Flugreise: Sturz auf der mobilen Ausstiegstreppe – wer haftet?
Ein Ehepaar reiste gemeinsam mit seinem 2-jährigen Sohn. Der Flug von Thessaloniki ging nach Wien, wo es bei Ankunft nieselte. Beim Ausstieg über die nasse mobile Treppe trug sie eine Handtasche in der rechten Hand und ihren Sohn auf dem linken Arm. Sie stürzte ohne ersichtlichen Grund auf der Treppe und brach sich den Unterarm. Vor ihr war ihr Mann an derselben Stelle fast gestürzt.
Die Frau klagte auf Schmerzensgeld in Höhe von knapp € 4.700,– sowie auf eine Entschädigung für die Bezahlung einer Haushaltshilfe.
Die Fluggesellschaft zahlte nichts und argumentierte, eine Verletzung der Verkehrssicherungspflicht liege nicht vor. Die Treppe sei mangelfrei gewesen. Sie sei weder ölig noch schmierig gewesen, sondern nur nass vom Nieselregen. Die Frau dagegen habe nichts getan, um einen Sturz zu verhindern. Sie habe vielmehr zum Unfall beigetragen, weil sie sich nicht an einem der Handläufe der Treppe festgehalten habe. Dabei habe sie sehen können, wie rutschig die Treppe war, weil ihr Mann vor ihr beinahe gestürzt sei.
Ein österreichisches Bezirksgericht gab in erster Instanz der Airline Recht. Das angerufene Berufungsgericht legte beim Europäischen Gerichtshof (EuGH) die Frage vor, wann eine Fluggesellschaft – gemäß dem Montrealer Übereinkommen zum Flugverkehr(MontÜbK) – von der Haftung befreit sei.
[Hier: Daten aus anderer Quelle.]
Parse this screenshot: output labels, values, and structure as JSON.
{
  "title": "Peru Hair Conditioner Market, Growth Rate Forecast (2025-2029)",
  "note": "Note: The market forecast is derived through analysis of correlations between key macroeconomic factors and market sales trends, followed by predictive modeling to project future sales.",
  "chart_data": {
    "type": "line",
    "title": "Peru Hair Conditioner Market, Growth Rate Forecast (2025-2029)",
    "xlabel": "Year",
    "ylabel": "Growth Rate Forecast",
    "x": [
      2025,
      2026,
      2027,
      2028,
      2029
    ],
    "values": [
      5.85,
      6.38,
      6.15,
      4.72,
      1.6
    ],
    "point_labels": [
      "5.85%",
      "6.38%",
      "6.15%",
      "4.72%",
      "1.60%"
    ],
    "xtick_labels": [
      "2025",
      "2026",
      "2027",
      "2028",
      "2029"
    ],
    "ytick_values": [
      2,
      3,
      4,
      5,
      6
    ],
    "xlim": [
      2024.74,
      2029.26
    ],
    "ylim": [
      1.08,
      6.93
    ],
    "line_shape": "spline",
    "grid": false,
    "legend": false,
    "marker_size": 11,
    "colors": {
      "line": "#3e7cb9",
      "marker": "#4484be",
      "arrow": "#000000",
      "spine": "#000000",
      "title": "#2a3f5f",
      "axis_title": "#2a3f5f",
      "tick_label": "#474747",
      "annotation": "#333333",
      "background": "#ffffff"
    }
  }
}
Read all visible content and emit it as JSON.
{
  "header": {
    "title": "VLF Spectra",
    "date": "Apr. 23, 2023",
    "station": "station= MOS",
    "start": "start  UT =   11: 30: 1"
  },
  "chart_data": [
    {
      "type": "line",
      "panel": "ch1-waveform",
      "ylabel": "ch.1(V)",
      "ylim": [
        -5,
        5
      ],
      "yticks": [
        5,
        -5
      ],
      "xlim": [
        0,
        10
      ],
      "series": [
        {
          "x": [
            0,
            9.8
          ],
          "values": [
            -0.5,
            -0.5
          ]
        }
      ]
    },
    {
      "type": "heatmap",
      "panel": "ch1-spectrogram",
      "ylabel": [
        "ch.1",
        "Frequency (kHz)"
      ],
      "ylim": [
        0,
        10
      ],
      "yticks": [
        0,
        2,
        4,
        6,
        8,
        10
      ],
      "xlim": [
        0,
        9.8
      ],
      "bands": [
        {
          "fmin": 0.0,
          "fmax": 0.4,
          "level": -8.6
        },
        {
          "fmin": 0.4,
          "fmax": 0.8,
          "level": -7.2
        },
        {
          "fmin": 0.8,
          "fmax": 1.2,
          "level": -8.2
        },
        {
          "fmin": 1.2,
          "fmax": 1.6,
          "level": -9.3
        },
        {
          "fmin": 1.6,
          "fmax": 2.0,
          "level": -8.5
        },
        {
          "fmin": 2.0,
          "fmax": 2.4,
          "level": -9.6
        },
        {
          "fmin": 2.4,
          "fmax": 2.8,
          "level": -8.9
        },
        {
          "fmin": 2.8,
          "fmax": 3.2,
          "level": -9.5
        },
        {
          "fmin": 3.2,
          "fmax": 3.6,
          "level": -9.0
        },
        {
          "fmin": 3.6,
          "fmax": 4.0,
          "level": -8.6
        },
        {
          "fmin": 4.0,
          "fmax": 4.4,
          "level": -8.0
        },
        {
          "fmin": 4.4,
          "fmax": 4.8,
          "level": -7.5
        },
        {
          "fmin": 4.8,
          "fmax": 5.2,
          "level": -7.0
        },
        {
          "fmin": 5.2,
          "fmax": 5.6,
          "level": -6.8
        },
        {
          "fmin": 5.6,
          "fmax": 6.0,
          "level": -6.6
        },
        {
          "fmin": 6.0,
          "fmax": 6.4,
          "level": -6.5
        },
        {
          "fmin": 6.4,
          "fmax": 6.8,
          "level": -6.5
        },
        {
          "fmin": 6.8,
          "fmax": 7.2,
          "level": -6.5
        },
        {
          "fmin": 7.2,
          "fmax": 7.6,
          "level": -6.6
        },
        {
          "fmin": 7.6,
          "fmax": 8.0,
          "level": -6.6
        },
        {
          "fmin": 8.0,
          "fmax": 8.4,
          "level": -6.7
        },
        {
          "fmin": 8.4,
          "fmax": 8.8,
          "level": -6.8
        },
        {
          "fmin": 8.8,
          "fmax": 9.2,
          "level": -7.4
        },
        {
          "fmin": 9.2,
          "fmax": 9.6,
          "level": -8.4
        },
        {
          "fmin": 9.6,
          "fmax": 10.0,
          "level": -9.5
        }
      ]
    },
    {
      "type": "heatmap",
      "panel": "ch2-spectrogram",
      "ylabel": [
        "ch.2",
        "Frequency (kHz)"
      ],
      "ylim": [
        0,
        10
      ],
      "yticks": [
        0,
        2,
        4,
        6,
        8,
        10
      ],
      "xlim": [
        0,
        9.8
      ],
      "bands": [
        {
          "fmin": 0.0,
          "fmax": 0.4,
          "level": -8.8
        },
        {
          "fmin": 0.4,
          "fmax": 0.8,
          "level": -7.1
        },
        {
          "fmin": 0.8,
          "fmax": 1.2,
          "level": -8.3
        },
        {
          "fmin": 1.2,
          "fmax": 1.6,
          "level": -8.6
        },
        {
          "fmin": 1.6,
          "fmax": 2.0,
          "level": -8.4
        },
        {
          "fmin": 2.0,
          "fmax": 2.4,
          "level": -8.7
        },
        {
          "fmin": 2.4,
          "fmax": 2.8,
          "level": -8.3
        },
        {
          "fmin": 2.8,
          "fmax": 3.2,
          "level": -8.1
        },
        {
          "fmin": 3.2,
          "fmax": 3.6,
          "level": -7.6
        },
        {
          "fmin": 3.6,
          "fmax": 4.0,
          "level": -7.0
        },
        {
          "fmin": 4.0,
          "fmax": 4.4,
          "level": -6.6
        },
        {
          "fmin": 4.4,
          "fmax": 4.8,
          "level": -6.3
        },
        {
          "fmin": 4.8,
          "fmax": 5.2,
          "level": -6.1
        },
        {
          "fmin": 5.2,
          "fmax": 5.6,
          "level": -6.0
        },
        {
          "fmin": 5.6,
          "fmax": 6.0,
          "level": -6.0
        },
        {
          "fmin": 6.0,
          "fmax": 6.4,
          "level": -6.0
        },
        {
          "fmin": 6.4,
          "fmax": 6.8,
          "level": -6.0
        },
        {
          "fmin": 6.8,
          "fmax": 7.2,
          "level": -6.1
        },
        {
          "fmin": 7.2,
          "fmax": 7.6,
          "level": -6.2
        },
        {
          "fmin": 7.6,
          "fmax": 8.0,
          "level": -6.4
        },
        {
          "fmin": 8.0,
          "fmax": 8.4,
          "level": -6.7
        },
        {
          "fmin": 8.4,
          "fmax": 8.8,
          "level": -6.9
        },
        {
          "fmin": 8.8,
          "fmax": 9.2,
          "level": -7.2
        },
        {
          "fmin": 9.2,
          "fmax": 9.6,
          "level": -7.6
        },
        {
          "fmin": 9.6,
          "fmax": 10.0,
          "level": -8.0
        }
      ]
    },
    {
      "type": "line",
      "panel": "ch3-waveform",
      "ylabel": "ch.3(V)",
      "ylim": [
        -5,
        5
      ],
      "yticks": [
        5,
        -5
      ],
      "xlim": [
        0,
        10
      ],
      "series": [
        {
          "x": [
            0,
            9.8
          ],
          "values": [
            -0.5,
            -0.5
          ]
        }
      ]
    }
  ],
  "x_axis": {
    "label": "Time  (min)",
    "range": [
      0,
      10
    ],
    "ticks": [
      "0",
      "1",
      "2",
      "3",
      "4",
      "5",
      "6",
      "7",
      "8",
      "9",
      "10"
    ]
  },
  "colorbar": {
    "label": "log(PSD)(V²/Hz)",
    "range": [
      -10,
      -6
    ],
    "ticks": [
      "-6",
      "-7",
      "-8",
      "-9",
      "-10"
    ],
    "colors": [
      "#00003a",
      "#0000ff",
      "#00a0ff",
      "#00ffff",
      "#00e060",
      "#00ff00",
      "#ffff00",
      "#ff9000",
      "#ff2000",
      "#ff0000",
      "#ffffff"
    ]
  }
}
Der EuGH stellte klar: Stürzt ein Fluggast auf einer Flugzeugtreppe, haftet nach laut MontÜbK unabhängig von eigenem Verschulden die Airline.
Eine (teilweise) Haftungsbefreiung für die Airline kommt nur in Betracht, wenn sie nachweisen kann, dass der Passagier durch sein Verhalten den Unfall (mit-)ausgelöst hat. Das muss im konkreten Fall das nationale Gericht prüfen (z.B.: Kann die Airline nachweisen, dass der Fluggast zur Verletzung beigetragen hat?). Das Gericht muss dabei berücksichtigen, dass die Frau sich zwar nicht festgehalten hat, dass sie aber zugleich für die Sicherheit ihres Kleinkindes Sorge tragen musste.